Каждое отделение ЛКО, состоявшее, как правило, из 30 членов, избирало своего делегата на еженедельные заседания Генерального комитета общества, причем в соответствии с уставом ЛКО его можно было в любой момент отозвать; избирались делегаты также на заседания провинциальных клубов и на крупные "национальные конференции". ЛКО организовывало уличные митинги, направляло в парламент петиции, печатало и распространяло памфлеты и плакаты.

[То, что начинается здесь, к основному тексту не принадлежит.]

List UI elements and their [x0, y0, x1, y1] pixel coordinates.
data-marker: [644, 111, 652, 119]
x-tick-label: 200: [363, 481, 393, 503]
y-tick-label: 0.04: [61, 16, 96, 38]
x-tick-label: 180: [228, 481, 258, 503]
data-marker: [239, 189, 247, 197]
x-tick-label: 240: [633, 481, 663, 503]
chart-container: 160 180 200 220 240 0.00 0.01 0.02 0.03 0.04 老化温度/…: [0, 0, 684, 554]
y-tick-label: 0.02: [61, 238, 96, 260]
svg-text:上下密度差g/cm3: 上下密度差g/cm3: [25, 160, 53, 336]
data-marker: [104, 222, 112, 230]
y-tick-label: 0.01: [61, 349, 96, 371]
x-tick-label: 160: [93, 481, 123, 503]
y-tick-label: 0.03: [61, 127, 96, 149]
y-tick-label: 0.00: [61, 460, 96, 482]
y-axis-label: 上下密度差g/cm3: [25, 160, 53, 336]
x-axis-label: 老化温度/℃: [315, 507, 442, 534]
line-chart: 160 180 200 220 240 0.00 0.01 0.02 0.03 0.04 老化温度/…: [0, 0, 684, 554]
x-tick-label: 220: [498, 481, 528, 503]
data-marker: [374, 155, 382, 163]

Дебаты ЛКО проводились в спокойной, неторопливой атмосфере, когда каждый из присутствующих имел возможность полностью высказывать и до конца отстаивать собственную точку зрения. Например, на обсуждение одного лишь вопроса о том, имеют ли рабочие и ремесленники право требовать осуществления парламентской реформы, ушло несколько вечеров: только на пятом заседании дружное "да" подвело итог этому марафонскому заседанию.
Отмечая, что среди членов его отделения имелось немало стойких, знающих и умных людей, активист ЛКО (общество не признавало слова "лидер" в отношении своих членов), портной Фрэнсис Плейс в дневнике так описывал одно из обычных заседаний отделения:
"Председатель (таковым избирался по очереди каждый член отделения) вслух зачитывал часть из выбранной для обсуждения книги... и предлагал всем присутствующим высказывать свои замечания — в любом количестве, но не вставая с места. Затем зачитывалась и таким же образом комментировалась вторая часть, а затем — оставшаяся часть, причем на этот раз выступить предлагалось тем, кто еще не говорил. Завершалось собрание общим обсуждением".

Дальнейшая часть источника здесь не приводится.